Low Conviction Forecasts
Ken Solow | May 4, 2009
There seems to be a misunderstanding about generating an investment forecast that presumes that active portfolio managers always have a reliable one in their back pocket. Nothing could be further from the truth. Sometimes the forecast is as simple as “I don’t have a strong opinion one way or the other.” Such a forecast actually happens more often than not, and shouldn’t be a cause for alarm for investors. After all, forecasting is all about assessing future probabilities, and sometimes the data simply doesn’t allow for making a high probability forecast.
I believe that now is one of those times. Those that believe that they know what the outcome of the current state of economic affairs will be are making a high conviction forecast based on an unprecedented set of economic circumstances. There is nothing new about a country debasing its currency, and there is similarly nothing new about trying to inflate assets in order to prevent a debt liquidation and deflation. But it is certainly new to do so in an economy as deep and diversified as the U.S. economy, and to do so in such a coordinated manner within the global economy. By our count we are now up to about $12 trillion of guarantees and promises to invest by the various agencies of the U.S. government, and that is in the context of a $14 trillion economy. Who can know where this will lead?

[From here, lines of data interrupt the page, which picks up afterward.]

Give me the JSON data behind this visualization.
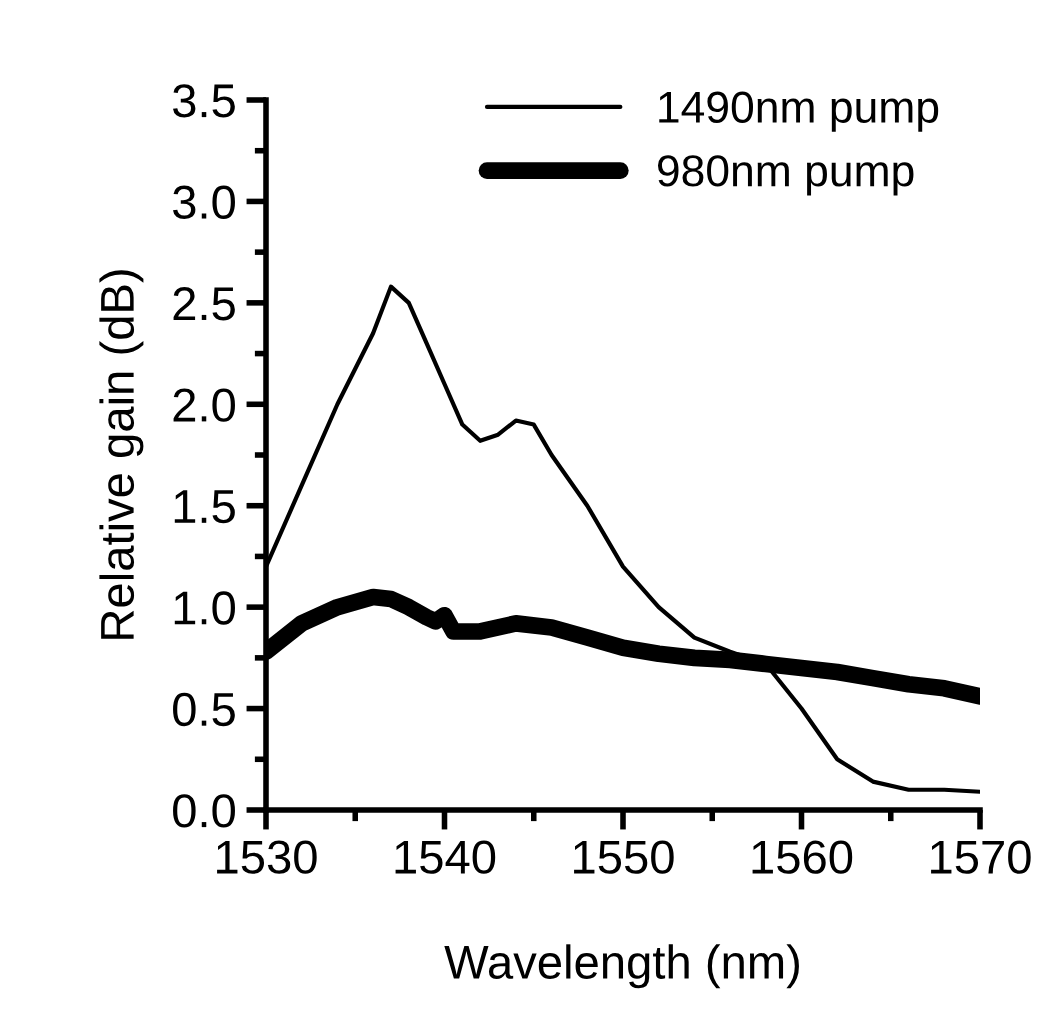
{
  "chart_data": {
    "type": "line",
    "xlabel": "Wavelength (nm)",
    "ylabel": "Relative gain (dB)",
    "xlim": [
      1530,
      1570
    ],
    "xticks": [
      1530,
      1540,
      1550,
      1560,
      1570
    ],
    "ylim": [
      0,
      3.5
    ],
    "yticks": [
      {
        "value": 0,
        "label": "0.0"
      },
      {
        "value": 0.5,
        "label": "0.5"
      },
      {
        "value": 1,
        "label": "1.0"
      },
      {
        "value": 1.5,
        "label": "1.5"
      },
      {
        "value": 2,
        "label": "2.0"
      },
      {
        "value": 2.5,
        "label": "2.5"
      },
      {
        "value": 3,
        "label": "3.0"
      },
      {
        "value": 3.5,
        "label": "3.5"
      }
    ],
    "grid": false,
    "legend": "top right",
    "marker": "none",
    "line_style": "solid",
    "series": [
      {
        "name": "1490nm pump",
        "color": "#000000",
        "x": [
          1530,
          1532,
          1534,
          1536,
          1537,
          1538,
          1539,
          1540,
          1541,
          1542,
          1543,
          1544,
          1545,
          1546,
          1548,
          1550,
          1552,
          1554,
          1556,
          1558,
          1560,
          1562,
          1564,
          1566,
          1568,
          1570
        ],
        "values": [
          1.2,
          1.6,
          2.0,
          2.35,
          2.58,
          2.5,
          2.3,
          2.1,
          1.9,
          1.82,
          1.85,
          1.92,
          1.9,
          1.75,
          1.5,
          1.2,
          1.0,
          0.85,
          0.78,
          0.72,
          0.5,
          0.25,
          0.14,
          0.1,
          0.1,
          0.09
        ]
      },
      {
        "name": "980nm pump",
        "color": "#000000",
        "x": [
          1530,
          1532,
          1534,
          1536,
          1537,
          1538,
          1539,
          1539.5,
          1540,
          1540.5,
          1542,
          1544,
          1546,
          1548,
          1550,
          1552,
          1554,
          1556,
          1558,
          1560,
          1562,
          1564,
          1566,
          1568,
          1570
        ],
        "values": [
          0.78,
          0.92,
          1.0,
          1.05,
          1.04,
          1.0,
          0.95,
          0.93,
          0.96,
          0.88,
          0.88,
          0.92,
          0.9,
          0.85,
          0.8,
          0.77,
          0.75,
          0.74,
          0.72,
          0.7,
          0.68,
          0.65,
          0.62,
          0.6,
          0.56
        ]
      }
    ]
  }
}
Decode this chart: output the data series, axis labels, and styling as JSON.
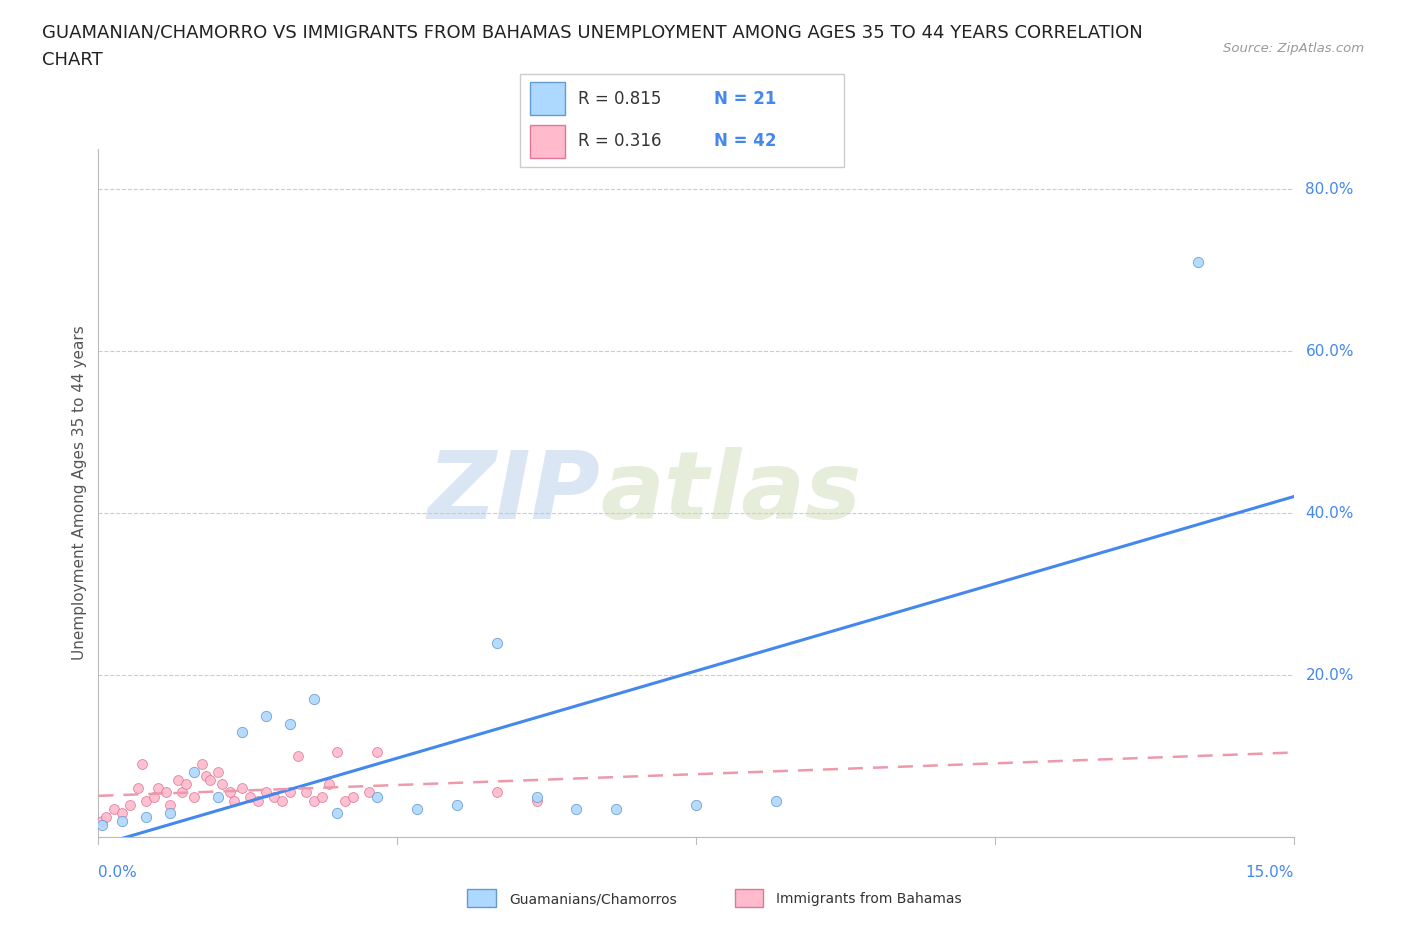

Low conviction forecasts are not a problem for us as a relative value manager. In this case we get more, rather than less, diversified. In addition, we manage portfolio risk to be closer to our client’s risk benchmarks, as opposed to making large bets one way or the other. Our assessment of whether or not this latest 30% rally off of the intraday low of 666 for the S&P 500 Index represents the beginning of the next cyclical bull is inconclusive. At the moment I would characterize the situation as a coin flip either way, and in that situation we will hug our benchmarks, more or less. However, there is no doubt that the entire investment team would be more comfortable if the market would back and fill a little, and give us the opportunity to add to risk positions after a meaningful retracement of recent gains.